On May 20, the Office of Special Counsel, an independent
investigative and prosecutorial agency handling "whistleblower"
complaints, forwarded to congressional oversight committees
hundreds of disclosures alleging public health and safety
concerns regarding the possible link between
thimerosal-containing vaccines and autism, many from parents of
children with autism or other neurological disorders.
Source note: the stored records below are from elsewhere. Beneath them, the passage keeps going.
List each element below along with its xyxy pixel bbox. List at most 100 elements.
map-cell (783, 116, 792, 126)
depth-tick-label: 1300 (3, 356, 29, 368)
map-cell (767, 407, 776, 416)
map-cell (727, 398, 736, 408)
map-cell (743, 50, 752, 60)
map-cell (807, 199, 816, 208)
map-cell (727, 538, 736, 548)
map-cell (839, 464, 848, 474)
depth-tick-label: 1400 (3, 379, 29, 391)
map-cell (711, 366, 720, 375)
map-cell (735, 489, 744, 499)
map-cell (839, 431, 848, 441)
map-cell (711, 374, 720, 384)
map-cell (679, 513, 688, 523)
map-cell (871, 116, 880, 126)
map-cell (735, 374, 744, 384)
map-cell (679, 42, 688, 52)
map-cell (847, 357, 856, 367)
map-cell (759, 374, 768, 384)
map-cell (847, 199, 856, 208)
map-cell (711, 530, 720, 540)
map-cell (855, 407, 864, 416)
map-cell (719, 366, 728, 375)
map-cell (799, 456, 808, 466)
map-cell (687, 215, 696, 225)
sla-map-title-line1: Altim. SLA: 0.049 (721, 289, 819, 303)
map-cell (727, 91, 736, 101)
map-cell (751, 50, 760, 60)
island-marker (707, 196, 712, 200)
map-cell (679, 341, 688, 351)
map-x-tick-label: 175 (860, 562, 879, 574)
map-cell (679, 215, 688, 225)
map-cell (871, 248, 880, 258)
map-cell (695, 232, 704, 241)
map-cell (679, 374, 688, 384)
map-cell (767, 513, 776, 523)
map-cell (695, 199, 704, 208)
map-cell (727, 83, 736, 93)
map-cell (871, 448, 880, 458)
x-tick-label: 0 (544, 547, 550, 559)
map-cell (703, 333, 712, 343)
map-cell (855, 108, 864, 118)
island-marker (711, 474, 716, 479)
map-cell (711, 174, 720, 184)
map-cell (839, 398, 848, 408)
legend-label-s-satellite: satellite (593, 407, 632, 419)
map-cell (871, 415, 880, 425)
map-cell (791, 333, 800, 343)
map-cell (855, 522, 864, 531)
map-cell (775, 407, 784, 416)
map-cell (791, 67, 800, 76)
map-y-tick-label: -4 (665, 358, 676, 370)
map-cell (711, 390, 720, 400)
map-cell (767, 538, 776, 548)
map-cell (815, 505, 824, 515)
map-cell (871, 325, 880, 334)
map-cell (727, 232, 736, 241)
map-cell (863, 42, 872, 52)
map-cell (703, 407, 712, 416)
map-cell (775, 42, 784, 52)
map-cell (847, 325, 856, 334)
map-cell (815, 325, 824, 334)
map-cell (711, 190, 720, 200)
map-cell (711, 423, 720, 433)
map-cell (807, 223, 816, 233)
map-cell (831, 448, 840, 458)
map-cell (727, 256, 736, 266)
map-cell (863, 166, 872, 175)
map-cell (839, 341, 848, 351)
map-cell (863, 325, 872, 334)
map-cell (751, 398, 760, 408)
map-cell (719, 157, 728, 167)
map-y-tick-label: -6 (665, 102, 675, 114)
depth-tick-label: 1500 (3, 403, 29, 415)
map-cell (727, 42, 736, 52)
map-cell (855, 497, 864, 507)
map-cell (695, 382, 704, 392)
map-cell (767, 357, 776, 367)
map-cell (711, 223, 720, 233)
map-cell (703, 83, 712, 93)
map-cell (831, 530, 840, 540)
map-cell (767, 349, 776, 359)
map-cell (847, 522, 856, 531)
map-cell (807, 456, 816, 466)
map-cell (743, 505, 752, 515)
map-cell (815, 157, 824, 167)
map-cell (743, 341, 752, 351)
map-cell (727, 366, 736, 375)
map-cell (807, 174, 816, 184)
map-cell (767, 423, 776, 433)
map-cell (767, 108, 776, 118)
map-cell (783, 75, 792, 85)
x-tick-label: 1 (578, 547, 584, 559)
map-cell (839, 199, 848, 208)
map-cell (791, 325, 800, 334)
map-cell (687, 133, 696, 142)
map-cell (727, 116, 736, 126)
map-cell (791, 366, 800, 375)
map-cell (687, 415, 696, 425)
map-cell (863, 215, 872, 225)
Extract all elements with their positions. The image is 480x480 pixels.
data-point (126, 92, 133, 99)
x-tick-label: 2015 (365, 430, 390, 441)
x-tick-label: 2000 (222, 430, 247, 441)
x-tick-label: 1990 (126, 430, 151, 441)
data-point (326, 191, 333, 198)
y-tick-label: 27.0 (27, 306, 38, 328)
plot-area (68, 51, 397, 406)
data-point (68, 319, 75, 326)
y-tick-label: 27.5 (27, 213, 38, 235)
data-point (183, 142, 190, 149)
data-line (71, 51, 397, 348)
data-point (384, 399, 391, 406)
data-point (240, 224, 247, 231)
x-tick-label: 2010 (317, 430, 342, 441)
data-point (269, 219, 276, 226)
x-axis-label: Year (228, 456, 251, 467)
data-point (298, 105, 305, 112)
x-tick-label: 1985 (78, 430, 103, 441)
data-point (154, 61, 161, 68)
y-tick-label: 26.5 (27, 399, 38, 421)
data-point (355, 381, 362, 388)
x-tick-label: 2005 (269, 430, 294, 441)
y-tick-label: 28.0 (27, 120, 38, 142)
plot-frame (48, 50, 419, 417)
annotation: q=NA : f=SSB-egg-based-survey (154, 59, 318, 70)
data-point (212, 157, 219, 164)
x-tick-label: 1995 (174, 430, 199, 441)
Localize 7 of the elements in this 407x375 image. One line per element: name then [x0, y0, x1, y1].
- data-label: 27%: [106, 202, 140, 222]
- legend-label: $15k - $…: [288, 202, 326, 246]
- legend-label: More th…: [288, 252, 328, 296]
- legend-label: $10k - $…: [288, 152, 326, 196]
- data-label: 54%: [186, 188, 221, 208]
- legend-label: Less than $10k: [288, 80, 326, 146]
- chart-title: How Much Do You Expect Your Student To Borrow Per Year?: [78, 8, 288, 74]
Contrary to statements from Department of Health and Human
Services agencies, the HHS Office of Investigations, and the
American Academy of Pediatrics, the disclosures claim that some
childhood vaccines with expiration dates of 2005 contain 25
micrograms of mercury and continue to be produced and
administered.
As a next step, the IOM panel recommends developing programs to
increase public participation in vaccine safety research and
policy decisions and to promote constructive dialogue between
scientists, government officials, and the public about research
findings and their implications for policy development. For the
past two decades, the NVIC has been mandating independent,
non-governmental, non-industry research into the genetic and
other biological high risk factors of vaccine-associated brain
and immune system dysfunction, including autism.
"There needs to be more transparency, access to the data by more
researchers, and a greater collaborative effort by the
government or there will be a loss of trust," Fisher says. "I am
cautiously hopeful that they will do this."